Après Baltimore et Miami, les Hamptons étaient la conclusion du triptyque géographique annuel du Gang des Goldman. Chaque année, mes parents m'autorisaient à aller y passer le mois de juillet. C'est là-bas, dans la maison de vacances de mon oncle et ma tante, que j'ai passé les étés les plus heureux de ma jeunesse en compagnie de Woody et Hillel. C'est également là-bas que se plantèrent les graines du Drame qui allait les frapper. Je garde malgré tout de ces séjours le souvenir du bonheur le plus absolu. De ces étés bénis, je me souviens de jours tous identiques où flottait le parfum de l'immortalité. Ce que nous faisions là-bas ? Nous vivions notre jeunesse triomphale. Nous allions dompter l'océan. Nous chassions les filles comme des papillons. Nous allions pêcher. Nous allions nous trouver des rochers pour sauter dans l'océan et nous mesurer à la vie.

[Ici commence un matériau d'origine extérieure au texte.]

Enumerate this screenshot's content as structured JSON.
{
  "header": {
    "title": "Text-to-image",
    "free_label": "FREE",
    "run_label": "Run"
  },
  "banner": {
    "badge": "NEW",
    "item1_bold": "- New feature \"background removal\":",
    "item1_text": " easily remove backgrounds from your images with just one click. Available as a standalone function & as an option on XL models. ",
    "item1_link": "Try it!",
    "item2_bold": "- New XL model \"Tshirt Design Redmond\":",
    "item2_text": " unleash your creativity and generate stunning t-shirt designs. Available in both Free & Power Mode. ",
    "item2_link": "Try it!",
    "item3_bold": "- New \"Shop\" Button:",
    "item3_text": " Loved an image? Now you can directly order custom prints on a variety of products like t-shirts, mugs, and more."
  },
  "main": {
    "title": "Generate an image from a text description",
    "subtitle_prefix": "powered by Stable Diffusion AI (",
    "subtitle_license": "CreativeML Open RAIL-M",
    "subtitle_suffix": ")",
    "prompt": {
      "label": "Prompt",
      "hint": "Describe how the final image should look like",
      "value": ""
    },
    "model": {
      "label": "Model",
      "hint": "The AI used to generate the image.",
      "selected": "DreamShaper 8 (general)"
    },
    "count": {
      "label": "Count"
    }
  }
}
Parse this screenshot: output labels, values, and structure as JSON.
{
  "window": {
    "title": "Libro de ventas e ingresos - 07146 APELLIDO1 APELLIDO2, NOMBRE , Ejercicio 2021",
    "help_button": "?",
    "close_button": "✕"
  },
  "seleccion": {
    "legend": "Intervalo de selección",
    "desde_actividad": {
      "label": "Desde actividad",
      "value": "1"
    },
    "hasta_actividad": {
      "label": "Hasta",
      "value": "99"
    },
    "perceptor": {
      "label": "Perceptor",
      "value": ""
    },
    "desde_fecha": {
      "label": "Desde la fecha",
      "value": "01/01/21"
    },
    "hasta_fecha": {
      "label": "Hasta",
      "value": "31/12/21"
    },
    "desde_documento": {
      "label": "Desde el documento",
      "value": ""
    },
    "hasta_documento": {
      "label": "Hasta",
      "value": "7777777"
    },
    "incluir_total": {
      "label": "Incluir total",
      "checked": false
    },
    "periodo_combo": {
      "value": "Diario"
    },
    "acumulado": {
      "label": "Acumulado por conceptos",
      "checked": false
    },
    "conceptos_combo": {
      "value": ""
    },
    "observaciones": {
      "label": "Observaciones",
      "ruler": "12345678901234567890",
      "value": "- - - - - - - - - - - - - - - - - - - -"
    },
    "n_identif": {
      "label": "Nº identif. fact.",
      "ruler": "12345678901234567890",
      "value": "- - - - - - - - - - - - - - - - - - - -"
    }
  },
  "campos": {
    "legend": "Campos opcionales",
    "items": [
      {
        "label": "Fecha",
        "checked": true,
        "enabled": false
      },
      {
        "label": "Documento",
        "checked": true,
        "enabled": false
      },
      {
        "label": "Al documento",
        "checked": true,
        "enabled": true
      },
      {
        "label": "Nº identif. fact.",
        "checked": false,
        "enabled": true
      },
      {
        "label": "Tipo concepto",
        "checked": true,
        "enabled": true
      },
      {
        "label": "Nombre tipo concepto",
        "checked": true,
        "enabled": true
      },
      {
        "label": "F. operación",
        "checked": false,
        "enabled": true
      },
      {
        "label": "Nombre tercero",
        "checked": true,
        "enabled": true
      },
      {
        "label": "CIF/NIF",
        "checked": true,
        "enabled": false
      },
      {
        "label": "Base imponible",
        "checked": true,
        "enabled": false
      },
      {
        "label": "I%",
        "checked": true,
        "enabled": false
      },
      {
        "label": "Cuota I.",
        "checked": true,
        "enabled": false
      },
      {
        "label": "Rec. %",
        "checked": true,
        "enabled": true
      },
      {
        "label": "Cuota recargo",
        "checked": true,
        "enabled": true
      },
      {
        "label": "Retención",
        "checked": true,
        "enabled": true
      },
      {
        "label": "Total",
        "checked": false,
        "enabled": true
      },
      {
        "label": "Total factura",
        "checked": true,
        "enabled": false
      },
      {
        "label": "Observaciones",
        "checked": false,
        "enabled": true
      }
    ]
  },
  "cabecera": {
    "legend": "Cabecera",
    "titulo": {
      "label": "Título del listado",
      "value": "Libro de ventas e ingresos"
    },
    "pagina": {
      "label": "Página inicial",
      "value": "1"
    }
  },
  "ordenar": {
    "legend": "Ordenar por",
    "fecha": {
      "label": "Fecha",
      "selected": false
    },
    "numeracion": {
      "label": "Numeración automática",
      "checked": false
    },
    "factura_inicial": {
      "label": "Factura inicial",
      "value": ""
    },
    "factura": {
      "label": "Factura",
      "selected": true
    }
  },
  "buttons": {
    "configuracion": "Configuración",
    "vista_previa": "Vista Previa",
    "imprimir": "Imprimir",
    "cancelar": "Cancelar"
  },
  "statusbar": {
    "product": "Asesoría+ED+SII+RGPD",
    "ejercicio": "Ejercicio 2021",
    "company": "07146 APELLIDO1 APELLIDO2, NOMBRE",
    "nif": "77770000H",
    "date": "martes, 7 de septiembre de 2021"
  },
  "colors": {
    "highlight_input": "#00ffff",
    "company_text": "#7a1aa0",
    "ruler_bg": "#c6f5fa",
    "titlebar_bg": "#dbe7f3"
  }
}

L'endroit que nous préférions parmi tous était la propriété d'un couple adorable, Seth et Jane Clark, des gens relativement âgés, sans enfants, très riches — je crois que lui possédait un fonds d'investissement à New York —, avec qui Oncle Saul et Tante Anita s'étaient liés au fil des années. Leur propriété, baptisée Le Paradis sur Terre, se trouvait à un mile de chez les Baltimore. C'était un endroit fabuleux : je me rappelle le parc verdoyant, les arbres de Judée, les massifs de rosiers et la fontaine en cascade. À l'arrière de la maison, une piscine surplombait une plage privée de sable blanc. Les Clark nous laissaient jouir de leur propriété autant que nous le voulions, et nous étions sans cesse fourrés chez eux, à sauter dans la piscine ou nager dans l'océan. Il y avait même un petit canot accroché à un ponton en bois que nous utilisions de temps en temps pour explorer la baie. Pour remercier les Clark de leur gentillesse, nous leur rendions fréquemment de menus services, essentiellement des travaux de jardin, domaine dans lequel nous excellions pour des raisons que j'expliquerai tout à l'heure.
Dans les Hamptons, nous perdions le compte des dates et des jours. Peut-être est-ce ce qui m'a trompé : cette impression que tout durerait toujours. Que nous durerions toujours. Comme si dans cet endroit magique, dans les rues et les maisons, les gens pouvaient échapper au temps et à ses dégâts.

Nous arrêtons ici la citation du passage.